Submitted by Pvt John Haggerty

JANUARY 1944

1. Many men of the squadron awoke to greet 1944 with furry tongues and throbbing noggins, after sessions in the pubs of Cambridge, Ridgewell and "Yoho" as Great Yeldham is called. Those whose stomachs weren't repelled by the sight of food enjoyed hot cakes, with butter and syrup, for breakfast and a full-course turket dinner at noon.

As on Christmas Day, the wooden mess hall tables were covered with white table cloths, giving the place a more domestic atmosphere. The cloths were not white long, after the men began pouring in however. Always overcrowded mess halls were packed for the special meal on New Year's Day. Coffee spilled on white table cloths, leaving spreading brown stains. Little altars of turkey littered the tables, along with scraps of bread and dabs of butter, the last man had left the mess hall which looked as if a cyclone had struck it. But the meal was good and the men satisfied.

Some 27 enlisted men of the 533rd left on 8-day furloughs. T/Sgt Vincent Garrity was reduced to Pvt.

2. No change.

3. Two officers and one enlisted man left on 8-day furloughs.

4. 1st Lts Dubois, Gleichauf, Purus and S/Sgt I. Johnson, all men who have completed their tour of combat duty were transferred to the casual pool, 12th RCD; and T/Sgt Pitts was transferred to HQ, 1st CCRC, at Station #172 Snettisham, for duty. Two officers left for 8-day furloughs.

Kiel took another battering from Flying Fortresses today, formation after formation of the big bombers roaring over the German port practically without opposition. Observers say the city was like "A sheet of flames" after the Forts had completed their task of destruction. Not a single bomb was wasted. Of the 22 ship sent by the 381st, six were from this squadron: Lts Klein, Sandman,Fridgen, Chason, Butler and Nason.

Parachutes save lives, but today 2nd Lt Adam A. Mackow, of Newark, N.J., saved a parachute.
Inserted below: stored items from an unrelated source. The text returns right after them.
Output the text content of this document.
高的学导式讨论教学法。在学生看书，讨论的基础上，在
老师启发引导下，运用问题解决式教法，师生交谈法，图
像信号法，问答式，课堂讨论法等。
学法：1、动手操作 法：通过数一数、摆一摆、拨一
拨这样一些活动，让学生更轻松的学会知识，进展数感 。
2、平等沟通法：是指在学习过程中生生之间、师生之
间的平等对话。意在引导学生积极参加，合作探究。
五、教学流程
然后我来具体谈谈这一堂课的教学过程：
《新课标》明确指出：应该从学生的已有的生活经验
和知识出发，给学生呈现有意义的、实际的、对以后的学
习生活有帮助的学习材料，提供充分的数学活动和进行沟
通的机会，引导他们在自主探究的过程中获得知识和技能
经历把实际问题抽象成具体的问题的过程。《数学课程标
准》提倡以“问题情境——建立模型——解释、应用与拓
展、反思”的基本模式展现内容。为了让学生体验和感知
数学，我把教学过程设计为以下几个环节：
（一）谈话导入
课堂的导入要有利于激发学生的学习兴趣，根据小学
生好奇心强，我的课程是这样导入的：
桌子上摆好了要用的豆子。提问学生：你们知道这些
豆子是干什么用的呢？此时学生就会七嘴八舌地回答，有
When the B-17 "Hellcat" approached Kiel, the chute of the navigator, 2nd Lt David E. Barer, of Brooklyn, N.Y., unexpectedly blossomed forth and bellied out in the nose section of the plane.

Lt Mackow, bombardier, temporarily left his position and gathered the billowing chute in his arms. He then helped Lt Barer remove his chute and both prepared for "Hellcat's" bomb run over the city. Later, when Lt Mackow had sent his bombs away with the rest of the strong Fortress formation, he tackled the job of re-packing Barer's chute.

"That same thing happened to me twice during my training days," said Mackow, "and I knew how to go about re-packing the chute. It was plenty cold but up there taking your nose in your hands it won't get frostbitten unless you touch metal. When my hands did began to get cold I put on silk gloves."

Relating how he carefully refolded the chute in the container, Lt Mackow said: "When I finally got it back in - after two hours work - it was packed well enough so that I would not be afraid to use it myself."

In addition to re-packing the chute at 20,000 ft and performing his ordinary duties as bombardier, Lt Mackow overhauled one of his .50 caliber machine guns before the trouble with the parachute began.

"You can say I had a busy day," he said.